By 1857 the experiment of the British Empire had run into the most cataclysmic colonial misadventure since the Black Hole of Calcutta. The Indian Mutiny was a costly conflict drenched in gore and noted for its civilian massacres, moral travesties, and grisly retributions. Blood was spilled liberally on both sides, and all parties were guilty of crimes against humanity. When the British finally squelched the rebellion, its public image and national identity had been damaged irreparably. By the time this story was published British atrocities in Africa, China, India, and South America had continued to plague the public imagination, haunting the sense of national pride and morality with the ghosts of guilt, shame, and disgust. It was a haunting which Doyle more than once chose to tackle, but perhaps none go further in their exploration of colonial trauma, distrust, and reparations than “The Brown Hand.”
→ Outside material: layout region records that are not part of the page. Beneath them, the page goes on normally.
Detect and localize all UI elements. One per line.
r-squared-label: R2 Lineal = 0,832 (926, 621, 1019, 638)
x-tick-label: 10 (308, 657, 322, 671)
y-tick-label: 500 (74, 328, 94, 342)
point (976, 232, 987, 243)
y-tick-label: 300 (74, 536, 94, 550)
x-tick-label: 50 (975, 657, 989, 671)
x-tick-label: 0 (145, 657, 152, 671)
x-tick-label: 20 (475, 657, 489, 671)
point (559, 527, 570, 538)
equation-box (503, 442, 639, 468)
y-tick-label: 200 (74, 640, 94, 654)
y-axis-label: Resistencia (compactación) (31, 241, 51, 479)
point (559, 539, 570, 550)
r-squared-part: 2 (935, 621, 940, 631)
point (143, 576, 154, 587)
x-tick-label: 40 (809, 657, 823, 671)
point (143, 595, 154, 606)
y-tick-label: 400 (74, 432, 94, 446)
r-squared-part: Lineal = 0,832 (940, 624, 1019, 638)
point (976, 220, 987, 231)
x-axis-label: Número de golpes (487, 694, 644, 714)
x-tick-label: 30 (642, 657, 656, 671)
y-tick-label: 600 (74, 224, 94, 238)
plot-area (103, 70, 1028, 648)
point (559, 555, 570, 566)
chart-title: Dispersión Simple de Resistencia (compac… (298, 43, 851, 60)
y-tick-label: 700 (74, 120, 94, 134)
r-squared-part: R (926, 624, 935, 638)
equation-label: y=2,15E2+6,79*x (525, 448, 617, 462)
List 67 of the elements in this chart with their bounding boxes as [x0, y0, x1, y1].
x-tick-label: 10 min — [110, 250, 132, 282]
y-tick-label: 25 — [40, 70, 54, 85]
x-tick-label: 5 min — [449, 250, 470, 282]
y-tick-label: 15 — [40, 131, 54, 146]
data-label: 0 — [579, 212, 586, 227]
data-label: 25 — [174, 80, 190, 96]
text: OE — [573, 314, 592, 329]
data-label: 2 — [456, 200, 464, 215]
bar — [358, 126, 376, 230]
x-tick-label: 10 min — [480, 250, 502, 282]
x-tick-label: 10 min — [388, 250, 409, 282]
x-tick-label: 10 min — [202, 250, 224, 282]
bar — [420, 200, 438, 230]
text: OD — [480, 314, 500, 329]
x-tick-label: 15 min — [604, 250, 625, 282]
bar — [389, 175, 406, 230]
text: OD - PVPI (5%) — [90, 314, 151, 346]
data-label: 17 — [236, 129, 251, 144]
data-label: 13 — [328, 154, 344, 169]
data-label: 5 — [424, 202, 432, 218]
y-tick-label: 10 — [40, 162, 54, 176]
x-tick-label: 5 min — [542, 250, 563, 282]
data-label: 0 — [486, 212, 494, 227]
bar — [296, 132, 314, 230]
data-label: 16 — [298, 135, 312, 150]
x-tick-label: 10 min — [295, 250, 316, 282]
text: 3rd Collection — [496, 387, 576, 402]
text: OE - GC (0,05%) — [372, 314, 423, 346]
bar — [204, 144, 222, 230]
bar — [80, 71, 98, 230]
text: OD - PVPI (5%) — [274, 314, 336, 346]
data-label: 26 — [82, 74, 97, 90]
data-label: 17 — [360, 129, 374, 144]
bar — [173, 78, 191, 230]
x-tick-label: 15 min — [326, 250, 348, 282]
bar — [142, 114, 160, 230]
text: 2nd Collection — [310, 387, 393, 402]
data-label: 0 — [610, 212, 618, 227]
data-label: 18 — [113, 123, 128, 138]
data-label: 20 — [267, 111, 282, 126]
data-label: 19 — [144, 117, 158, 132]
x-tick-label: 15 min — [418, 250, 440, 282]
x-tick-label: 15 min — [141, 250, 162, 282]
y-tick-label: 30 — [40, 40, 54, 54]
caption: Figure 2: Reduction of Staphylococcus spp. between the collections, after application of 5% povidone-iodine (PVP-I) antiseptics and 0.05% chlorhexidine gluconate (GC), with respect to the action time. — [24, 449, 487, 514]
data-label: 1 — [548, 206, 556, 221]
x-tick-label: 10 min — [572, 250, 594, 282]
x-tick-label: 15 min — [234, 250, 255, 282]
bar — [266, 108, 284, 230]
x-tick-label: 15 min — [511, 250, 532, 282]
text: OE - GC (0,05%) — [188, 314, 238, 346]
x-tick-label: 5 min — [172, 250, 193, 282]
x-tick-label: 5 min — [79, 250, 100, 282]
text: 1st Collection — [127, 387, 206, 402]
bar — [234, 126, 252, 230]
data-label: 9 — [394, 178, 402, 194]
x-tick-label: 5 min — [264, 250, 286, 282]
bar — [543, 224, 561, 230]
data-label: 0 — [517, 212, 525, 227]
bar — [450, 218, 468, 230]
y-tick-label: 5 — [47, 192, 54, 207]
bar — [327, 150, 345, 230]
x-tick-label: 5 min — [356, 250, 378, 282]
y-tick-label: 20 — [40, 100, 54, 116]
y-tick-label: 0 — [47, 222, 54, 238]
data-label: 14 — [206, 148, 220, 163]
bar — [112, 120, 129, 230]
Infusing his ghost tale with a taste of the logic and deduction, Doyle provides a solution to the disastrous race relations in the British Empire – making symbolic reparations in place of irredeemable losses to Anglo-Saxon colonial ventures. Life and limb may not be replicable, but suitable compensations and national gestures of apology can be made. Other Doyle ghost stories have far grimmer plots, but this one attempts to exorcise a social ill rather than take the pessimistic stance that many colonial ghost stories (see: Kipling) strike. Images of decayed invaders feature prominently in the landscape with its Roman ruins, foreshadowing the Empire’s ghostly fate if left unaltered, draping the plot in a dreary pall of constricting doom. While the specter is certainly not duped into believing the replacement hand to be the original, it responds to a respectful effort to right the wrong (no pun intended). After this the suffocating vapors dissipate from the English countryside. A similar effort, Doyle ventures, would exorcise the demons of the spiritually anemic Victorian society.